No que acabamos de dizer está implícita uma terceira asserção que deve ser ainda expressamente considerada. Se é verdade que a angústia participante na cruz é um fruto especial nascido de um dom da fé, da caridade e da esperança, e uma particularíssima intensificação das mesmas, concedida por Deus, então é impossível que um homem passe diretamente da angústia do pecado para a angústia da Cruz. Em outras palavras: o mistério do obscurecimento na angústia da Cruz, está, sob o ponto de vista teológico, necessariamente enquadrado no mais amplo mistério da redenção cristã do pecado como da angústia do pecado e, por aí, na alegria cristã. Uma autêntica participação, segundo a vontade de Deus, na noite do Crucificado será, pois, sempre um episódio inserido entre uma e outra luz, entre uma e outra alegria, entre uma e outra força.

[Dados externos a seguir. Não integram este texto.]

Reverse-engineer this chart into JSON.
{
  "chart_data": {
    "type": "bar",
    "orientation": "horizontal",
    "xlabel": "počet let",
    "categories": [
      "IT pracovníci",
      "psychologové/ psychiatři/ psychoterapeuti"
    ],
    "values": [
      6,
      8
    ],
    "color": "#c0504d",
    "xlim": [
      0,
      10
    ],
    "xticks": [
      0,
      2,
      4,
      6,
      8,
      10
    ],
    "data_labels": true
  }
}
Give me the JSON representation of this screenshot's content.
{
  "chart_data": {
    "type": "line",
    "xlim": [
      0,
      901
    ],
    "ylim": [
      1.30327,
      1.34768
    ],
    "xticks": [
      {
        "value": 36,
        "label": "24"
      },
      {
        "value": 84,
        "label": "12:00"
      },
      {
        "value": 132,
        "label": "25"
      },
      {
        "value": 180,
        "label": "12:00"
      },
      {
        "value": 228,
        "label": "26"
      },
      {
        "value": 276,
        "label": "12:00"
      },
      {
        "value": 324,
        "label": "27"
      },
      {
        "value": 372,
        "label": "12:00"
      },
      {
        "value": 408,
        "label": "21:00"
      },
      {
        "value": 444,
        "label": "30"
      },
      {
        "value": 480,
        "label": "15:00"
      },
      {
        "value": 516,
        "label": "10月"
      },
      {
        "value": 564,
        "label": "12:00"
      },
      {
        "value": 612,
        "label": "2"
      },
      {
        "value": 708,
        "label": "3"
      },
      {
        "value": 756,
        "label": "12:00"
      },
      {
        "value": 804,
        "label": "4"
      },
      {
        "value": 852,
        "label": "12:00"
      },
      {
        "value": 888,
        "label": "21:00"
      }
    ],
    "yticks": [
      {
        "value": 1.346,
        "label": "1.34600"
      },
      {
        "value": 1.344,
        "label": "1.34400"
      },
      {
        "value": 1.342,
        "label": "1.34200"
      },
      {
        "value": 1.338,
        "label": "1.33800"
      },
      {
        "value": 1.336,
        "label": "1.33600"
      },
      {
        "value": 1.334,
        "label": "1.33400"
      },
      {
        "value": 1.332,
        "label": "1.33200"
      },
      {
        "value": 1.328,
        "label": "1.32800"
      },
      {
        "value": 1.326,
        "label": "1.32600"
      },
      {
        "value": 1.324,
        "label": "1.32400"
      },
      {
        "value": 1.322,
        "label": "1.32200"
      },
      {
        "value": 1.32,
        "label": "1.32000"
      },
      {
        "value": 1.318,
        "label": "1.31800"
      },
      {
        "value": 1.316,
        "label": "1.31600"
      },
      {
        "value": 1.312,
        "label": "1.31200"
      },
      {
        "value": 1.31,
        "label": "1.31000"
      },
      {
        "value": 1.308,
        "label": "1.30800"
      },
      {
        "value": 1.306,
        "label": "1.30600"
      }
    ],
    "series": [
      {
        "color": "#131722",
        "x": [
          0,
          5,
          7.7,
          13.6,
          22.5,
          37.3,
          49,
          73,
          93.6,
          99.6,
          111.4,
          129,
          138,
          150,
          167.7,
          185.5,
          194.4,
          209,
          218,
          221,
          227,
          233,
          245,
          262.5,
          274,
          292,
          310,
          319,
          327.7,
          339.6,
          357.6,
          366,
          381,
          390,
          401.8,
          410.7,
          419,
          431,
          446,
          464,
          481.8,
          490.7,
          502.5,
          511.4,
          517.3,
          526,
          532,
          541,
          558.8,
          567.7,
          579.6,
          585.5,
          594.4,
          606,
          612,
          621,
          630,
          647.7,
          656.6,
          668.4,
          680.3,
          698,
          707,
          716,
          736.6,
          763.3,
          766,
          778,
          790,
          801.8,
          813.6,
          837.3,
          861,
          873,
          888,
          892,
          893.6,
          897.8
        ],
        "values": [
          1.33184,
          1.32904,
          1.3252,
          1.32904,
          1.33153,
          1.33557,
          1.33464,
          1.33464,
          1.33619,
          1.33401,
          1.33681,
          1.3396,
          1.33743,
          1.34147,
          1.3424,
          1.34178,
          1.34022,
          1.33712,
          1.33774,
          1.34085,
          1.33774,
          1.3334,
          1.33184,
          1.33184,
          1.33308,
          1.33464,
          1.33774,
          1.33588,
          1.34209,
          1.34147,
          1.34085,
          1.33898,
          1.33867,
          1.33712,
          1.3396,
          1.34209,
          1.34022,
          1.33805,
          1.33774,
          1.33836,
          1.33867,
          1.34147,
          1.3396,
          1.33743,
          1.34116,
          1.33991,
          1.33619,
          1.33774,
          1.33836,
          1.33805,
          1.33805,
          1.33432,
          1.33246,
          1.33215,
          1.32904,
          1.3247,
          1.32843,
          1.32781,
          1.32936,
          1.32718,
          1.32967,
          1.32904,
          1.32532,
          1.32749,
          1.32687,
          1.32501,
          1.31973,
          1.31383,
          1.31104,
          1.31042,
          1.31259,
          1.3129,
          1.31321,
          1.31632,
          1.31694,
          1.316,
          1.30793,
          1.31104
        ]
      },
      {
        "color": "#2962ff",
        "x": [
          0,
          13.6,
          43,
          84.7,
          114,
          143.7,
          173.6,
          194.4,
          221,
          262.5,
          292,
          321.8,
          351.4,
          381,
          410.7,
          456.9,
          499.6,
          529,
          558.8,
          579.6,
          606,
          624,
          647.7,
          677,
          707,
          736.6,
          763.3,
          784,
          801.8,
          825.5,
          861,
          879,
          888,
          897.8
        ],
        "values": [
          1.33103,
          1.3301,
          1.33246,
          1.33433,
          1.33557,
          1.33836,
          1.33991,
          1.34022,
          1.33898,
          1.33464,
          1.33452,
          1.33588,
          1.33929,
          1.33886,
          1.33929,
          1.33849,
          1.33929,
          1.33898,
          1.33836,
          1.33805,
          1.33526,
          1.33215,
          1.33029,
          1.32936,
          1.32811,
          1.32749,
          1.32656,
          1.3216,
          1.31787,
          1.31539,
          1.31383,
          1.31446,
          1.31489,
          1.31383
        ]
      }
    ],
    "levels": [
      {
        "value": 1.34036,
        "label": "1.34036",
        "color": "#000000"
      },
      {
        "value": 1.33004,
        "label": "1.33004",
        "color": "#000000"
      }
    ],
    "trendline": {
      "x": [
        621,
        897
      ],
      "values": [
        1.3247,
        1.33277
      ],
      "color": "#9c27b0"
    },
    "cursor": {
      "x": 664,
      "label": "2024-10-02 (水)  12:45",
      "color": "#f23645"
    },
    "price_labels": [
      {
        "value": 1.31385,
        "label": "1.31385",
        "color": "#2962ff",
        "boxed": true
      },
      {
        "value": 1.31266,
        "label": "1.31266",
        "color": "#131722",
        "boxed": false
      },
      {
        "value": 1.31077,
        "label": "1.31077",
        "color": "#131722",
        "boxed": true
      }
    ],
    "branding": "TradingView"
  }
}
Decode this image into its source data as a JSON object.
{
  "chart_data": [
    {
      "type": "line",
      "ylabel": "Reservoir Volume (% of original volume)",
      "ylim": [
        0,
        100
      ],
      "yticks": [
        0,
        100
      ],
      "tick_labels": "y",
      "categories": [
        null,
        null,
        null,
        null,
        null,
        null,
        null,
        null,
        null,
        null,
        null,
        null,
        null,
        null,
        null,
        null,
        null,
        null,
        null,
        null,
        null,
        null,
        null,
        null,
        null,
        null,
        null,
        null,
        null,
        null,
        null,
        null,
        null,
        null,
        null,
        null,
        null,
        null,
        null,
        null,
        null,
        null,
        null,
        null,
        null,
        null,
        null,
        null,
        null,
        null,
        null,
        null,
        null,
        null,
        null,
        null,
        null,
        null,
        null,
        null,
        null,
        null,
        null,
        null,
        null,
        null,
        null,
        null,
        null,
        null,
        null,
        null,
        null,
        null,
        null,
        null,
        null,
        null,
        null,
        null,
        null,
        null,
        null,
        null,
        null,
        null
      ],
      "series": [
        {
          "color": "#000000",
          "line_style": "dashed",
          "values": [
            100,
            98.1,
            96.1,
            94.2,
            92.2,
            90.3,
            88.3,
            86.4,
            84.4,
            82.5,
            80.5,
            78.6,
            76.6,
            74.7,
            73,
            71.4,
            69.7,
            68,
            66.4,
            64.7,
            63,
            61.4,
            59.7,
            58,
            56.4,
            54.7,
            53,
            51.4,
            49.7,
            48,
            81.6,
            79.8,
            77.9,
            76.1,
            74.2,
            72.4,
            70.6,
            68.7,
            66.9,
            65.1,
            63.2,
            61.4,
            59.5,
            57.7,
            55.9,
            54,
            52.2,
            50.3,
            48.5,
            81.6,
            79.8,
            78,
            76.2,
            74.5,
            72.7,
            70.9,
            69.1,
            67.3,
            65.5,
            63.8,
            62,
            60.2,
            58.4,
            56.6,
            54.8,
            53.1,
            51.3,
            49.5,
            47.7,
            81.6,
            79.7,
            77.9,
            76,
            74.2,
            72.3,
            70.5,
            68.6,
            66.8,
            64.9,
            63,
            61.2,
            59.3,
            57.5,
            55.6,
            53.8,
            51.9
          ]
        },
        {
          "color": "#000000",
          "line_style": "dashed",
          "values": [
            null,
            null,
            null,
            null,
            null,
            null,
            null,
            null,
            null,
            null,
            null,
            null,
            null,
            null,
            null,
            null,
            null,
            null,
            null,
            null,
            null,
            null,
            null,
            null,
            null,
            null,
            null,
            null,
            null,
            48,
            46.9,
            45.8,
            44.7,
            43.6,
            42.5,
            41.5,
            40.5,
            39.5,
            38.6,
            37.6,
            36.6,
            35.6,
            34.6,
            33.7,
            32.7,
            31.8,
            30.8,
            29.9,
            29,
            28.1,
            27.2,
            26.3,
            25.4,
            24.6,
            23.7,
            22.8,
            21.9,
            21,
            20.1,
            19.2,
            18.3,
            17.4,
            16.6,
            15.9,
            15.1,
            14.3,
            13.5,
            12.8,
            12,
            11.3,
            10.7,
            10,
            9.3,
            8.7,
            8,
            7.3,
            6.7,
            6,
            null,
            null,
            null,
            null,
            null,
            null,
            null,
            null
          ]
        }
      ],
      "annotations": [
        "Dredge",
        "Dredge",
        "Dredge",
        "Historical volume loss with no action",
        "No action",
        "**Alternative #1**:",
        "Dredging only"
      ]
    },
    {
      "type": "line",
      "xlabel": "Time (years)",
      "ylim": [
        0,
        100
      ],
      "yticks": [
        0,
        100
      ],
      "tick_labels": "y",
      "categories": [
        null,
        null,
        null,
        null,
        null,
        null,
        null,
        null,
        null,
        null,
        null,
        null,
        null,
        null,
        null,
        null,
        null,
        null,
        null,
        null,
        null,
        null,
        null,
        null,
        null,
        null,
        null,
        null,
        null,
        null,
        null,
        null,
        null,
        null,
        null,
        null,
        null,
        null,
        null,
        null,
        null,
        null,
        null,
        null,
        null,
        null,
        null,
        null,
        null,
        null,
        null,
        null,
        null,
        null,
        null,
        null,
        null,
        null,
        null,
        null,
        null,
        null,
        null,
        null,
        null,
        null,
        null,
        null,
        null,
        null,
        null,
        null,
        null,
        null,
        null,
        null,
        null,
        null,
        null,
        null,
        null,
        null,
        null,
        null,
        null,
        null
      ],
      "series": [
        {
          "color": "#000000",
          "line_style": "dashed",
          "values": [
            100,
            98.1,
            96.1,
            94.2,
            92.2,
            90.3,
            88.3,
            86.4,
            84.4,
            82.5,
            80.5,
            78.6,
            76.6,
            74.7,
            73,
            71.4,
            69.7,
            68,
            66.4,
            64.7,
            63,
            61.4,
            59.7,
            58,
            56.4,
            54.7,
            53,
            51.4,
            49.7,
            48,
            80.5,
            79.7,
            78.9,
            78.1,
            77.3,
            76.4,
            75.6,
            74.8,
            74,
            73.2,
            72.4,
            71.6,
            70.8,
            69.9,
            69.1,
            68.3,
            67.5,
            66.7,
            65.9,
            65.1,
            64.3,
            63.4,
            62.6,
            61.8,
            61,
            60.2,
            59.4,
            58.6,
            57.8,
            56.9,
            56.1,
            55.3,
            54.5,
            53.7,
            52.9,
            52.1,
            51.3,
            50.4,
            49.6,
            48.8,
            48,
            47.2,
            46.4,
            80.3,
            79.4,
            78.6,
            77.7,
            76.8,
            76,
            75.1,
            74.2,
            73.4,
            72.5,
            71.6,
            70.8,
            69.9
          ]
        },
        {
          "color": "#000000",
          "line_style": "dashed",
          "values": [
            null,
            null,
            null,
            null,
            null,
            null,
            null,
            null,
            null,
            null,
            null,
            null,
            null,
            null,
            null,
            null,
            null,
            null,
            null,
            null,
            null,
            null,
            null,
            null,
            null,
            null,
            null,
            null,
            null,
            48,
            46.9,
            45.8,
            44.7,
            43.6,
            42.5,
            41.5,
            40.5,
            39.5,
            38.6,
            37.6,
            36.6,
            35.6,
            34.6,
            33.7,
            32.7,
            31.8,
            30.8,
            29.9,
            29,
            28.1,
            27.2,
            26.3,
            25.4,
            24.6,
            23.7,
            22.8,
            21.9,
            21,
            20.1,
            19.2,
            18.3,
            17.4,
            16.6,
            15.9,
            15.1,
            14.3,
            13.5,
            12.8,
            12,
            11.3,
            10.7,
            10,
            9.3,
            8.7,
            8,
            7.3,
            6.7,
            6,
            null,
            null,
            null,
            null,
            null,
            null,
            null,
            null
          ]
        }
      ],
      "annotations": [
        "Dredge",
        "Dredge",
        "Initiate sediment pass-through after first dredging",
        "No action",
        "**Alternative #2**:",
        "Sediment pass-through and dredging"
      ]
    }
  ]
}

É, não só improvável, mas intrinsecamente impossível, que Deus chame um homem da angústia do pecado para a angústia da Cruz, sem que este tenha experimentado plenamente a alegria cristã. Isto vale antes de tudo para a noite mística propriamente dita, que não se pode interpretar cristãmente senão numa referência à Cruz: não como um fenômeno de “purificação” posta no início de uma via espiritual, mas sim, e em primeiro lugar, como uma graça cristã, e portanto social, que é administrada por Deus somente, e que pode, por conseguinte, ser imposta em todas as etapas da vida espiritual, com a limitação, porém, que é concedida unicamente a quem tenha chegado a conhecer a luz de Deus na fé, na caridade e na esperança até aos mais profundos recantos da alma. Porque tal “noite” outra coisa não é senão a privação desta luz; e quanto maior for o contraste, quanto mais completa for a privação, tanto mais profunda e eficaz será a noite. Só o Filho de Deus, gerado desde toda a eternidade no seio do Pai, nutrido com a sua substância, pode avaliar plenamente o que significa ser abandonado pelo Pai. Ainda aqui as mulheres de Betânia nos ensinam: elas não teriam podido sentir a angústia da ausência incompreensível de Jesus, se não tivessem sido suas amigas, se a sua presença santificante não tivesse sido para elas a própria vida. Se isto vale para a grande noite mística e para a grande angústia mística que nela se experimenta, vale de um modo análogo, como que em menor formato, para toda a vida de fé cristã viva: “o conforto” da fé precede sempre o “desconforto”, porque este não pode ser sentido cristãmente senão como privação de uma luz espiritual.